Meu Carnaval
Eu gostava do carnaval. Sobretudo dos antecedentes. Via, com espasmos, os acessos de alegria que se apossavam das pessoas, inclusive do OZ, um rapaz maltrapilho que com muito custo conseguia algo pra comer. Podia-se, segundo ele, se divertir a beça. Mas no íntimo, acho que aquela explicação infundada só era um subterfúgio para uma panaceia de suas angústias, assim como mamãe ia à igreja acreditar numa entidade ou lei superior que lhe aliviasse as dívidas e lhe desse o tão desejado sossego dos justos. Ao menos, é verdade, ela agarrava-se a um fio de esperança e com esse fio tecia sua crisálida.

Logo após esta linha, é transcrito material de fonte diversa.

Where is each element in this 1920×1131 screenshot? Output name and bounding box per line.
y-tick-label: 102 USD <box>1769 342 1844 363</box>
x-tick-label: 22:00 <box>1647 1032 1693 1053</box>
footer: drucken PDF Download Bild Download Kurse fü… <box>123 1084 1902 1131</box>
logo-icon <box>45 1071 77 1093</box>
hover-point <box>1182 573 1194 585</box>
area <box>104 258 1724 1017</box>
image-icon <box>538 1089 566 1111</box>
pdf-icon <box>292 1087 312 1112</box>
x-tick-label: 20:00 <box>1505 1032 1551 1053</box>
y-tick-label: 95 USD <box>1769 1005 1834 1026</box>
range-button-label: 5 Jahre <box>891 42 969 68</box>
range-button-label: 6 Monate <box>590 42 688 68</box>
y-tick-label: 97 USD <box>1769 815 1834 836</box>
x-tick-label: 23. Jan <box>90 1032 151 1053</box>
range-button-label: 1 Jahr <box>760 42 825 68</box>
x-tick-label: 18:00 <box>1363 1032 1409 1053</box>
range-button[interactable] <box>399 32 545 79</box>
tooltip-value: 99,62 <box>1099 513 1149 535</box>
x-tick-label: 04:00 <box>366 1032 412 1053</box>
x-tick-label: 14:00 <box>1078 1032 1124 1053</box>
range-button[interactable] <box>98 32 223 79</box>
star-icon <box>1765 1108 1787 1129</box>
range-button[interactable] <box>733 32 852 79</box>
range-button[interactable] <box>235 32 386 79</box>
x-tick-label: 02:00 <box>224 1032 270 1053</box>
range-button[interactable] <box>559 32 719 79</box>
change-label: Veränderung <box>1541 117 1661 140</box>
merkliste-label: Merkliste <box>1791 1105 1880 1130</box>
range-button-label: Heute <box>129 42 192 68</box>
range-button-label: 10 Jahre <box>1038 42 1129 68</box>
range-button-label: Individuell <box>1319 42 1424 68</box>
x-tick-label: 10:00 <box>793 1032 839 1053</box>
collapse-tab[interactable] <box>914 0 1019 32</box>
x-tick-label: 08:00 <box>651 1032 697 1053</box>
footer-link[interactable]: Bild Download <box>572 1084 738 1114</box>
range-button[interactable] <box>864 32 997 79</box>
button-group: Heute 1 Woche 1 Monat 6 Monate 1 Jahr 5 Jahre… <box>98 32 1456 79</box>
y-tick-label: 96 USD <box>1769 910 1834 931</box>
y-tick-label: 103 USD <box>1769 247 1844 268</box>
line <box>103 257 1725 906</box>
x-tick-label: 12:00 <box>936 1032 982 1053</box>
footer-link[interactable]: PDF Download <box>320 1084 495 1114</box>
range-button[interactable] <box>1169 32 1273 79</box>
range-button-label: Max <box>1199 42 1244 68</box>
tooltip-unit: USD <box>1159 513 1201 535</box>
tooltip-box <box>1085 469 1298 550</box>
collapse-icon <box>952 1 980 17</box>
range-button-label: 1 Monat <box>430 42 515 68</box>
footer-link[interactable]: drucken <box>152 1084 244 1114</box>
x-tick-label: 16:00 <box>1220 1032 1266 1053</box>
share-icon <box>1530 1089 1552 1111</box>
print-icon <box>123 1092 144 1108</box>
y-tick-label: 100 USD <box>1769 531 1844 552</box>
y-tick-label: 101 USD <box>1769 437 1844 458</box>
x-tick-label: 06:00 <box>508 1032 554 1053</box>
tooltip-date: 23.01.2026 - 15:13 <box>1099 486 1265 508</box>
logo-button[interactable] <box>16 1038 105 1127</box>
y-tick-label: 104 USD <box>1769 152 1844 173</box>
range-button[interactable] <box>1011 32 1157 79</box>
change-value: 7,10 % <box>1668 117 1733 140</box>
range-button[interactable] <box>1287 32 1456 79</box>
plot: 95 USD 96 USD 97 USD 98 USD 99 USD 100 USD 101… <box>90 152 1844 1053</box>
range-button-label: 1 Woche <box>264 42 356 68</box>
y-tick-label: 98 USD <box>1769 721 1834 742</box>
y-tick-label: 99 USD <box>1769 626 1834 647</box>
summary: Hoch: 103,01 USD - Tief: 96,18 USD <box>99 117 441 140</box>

Eu realmente gostava do carnaval. Em especial dos anúncios carnavalesco na televisão, que se encaixa nos antecedentes. Ficava horas a fio na frente da televisão vendo com arroubos de prazer aquelas mulheres carnudas a dançarem, e rebolarem, e girarem, e sorrirem. Tinha doze anos. Papai, experiente, assim que via as mulheres na tela da televisão, mudava o canal. Para não dá na teia, eu fingia não me importar, até exortava o velho. Meu pai grunhia de sua poltrona, remexendo-se e me olhando de soslaio, como me analisando. Ademais, ele não conseguia me policiar o tempo todo. Sem ele, eu continuava a assistir os tais programas carnavalesco. Fazia o melhor possível para gravar aqueles rosto e contornos, trejeitos e cores. Fazia-o com grande esmero.
Certa feita, e de quando em vez, papai, vendo-me demorar um tempo um tanto inexplicável no banheiro, perguntou-me: “Por que a demora no banheiro, menino? Se aprume, rapaz!” Eu se apoiava numa dor de barriga tirânica, e ele grunhia novamente e ia embora, desconfiado.
“Esta cultura de nudismo acaba com os meninos”, protestava papai com mamãe, com um fio de dor e remorso. Mamãe respondia-lhe que Deus resolveria tudo, que não se preocupasse. Papai, por sua vez, grunhia.